Constructing Multi-frequency High-Order Functional Connectivity Network for Diagnosis of Mild Cognitive Impairment.

Human brain functional connectivity (FC) networks, estimated based on resting-state functional magnetic resonance imaging (rs-fMRI), has become a promising tool for imaging-based brain disease diagnosis. Conventional low-order FC network (LON) usually characterizes pairwise temporal correlation of rs-fMRI signals between any pair of brain regions. Meanwhile, high-order FC network (HON) has provided an alternative brain network modeling strategy, characterizing more complex interactions among low-order FC sub-networks that involve multiple brain regions. However, both LON and HON are usually constructed within a fixed and relatively wide frequency band, which may fail in capturing (sensitive) frequency-specific FC changes caused by pathological attacks. To address this issue, we propose a novel "multi-frequency HON construction" method.

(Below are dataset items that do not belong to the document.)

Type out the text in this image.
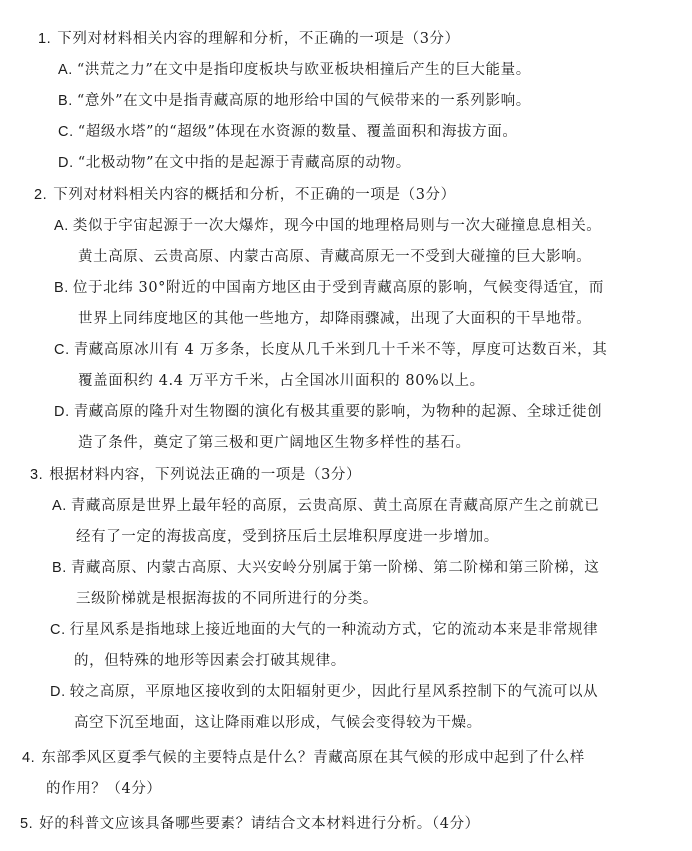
1. 下列对材料相关内容的理解和分析，不正确的一项是（3分）
A. “洪荒之力”在文中是指印度板块与欧亚板块相撞后产生的巨大能量。
B. “意外”在文中是指青藏高原的地形给中国的气候带来的一系列影响。
C. “超级水塔”的“超级”体现在水资源的数量、覆盖面积和海拔方面。
D. “北极动物”在文中指的是起源于青藏高原的动物。
2. 下列对材料相关内容的概括和分析，不正确的一项是（3分）
A. 类似于宇宙起源于一次大爆炸，现今中国的地理格局则与一次大碰撞息息相关。
黄土高原、云贵高原、内蒙古高原、青藏高原无一不受到大碰撞的巨大影响。
B. 位于北纬 30°附近的中国南方地区由于受到青藏高原的影响，气候变得适宜，而
世界上同纬度地区的其他一些地方，却降雨骤减，出现了大面积的干旱地带。
C. 青藏高原冰川有 4 万多条，长度从几千米到几十千米不等，厚度可达数百米，其
覆盖面积约 4.4 万平方千米，占全国冰川面积的 80%以上。
D. 青藏高原的隆升对生物圈的演化有极其重要的影响，为物种的起源、全球迁徙创
造了条件，奠定了第三极和更广阔地区生物多样性的基石。
3. 根据材料内容，下列说法正确的一项是（3分）
A. 青藏高原是世界上最年轻的高原，云贵高原、黄土高原在青藏高原产生之前就已
经有了一定的海拔高度，受到挤压后土层堆积厚度进一步增加。
B. 青藏高原、内蒙古高原、大兴安岭分别属于第一阶梯、第二阶梯和第三阶梯，这
三级阶梯就是根据海拔的不同所进行的分类。
C. 行星风系是指地球上接近地面的大气的一种流动方式，它的流动本来是非常规律
的，但特殊的地形等因素会打破其规律。
D. 较之高原，平原地区接收到的太阳辐射更少，因此行星风系控制下的气流可以从
高空下沉至地面，这让降雨难以形成，气候会变得较为干燥。
4. 东部季风区夏季气候的主要特点是什么？青藏高原在其气候的形成中起到了什么样
的作用？（4分）
5. 好的科普文应该具备哪些要素？请结合文本材料进行分析。（4分）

Specifically, we construct not only multiple frequency-specific HONs (intra-spectrum HONs), but also a series of cross-frequency interaction-based HONs (inter-spectrum HONs) based on the low-order FC sub-networks constructed at different frequency bands. Both types of these HONs, together with the frequency-specific LONs, are used for the complex network analysis-based feature extraction, followed by sparse regression-based feature selection and the classification between mild cognitive impairment (MCI) patients and normal aging subjects using a support vector machine. Compared with the previous methods, our proposed method achieves the best diagnosis accuracy in early diagnosis of Alzheimer's disease.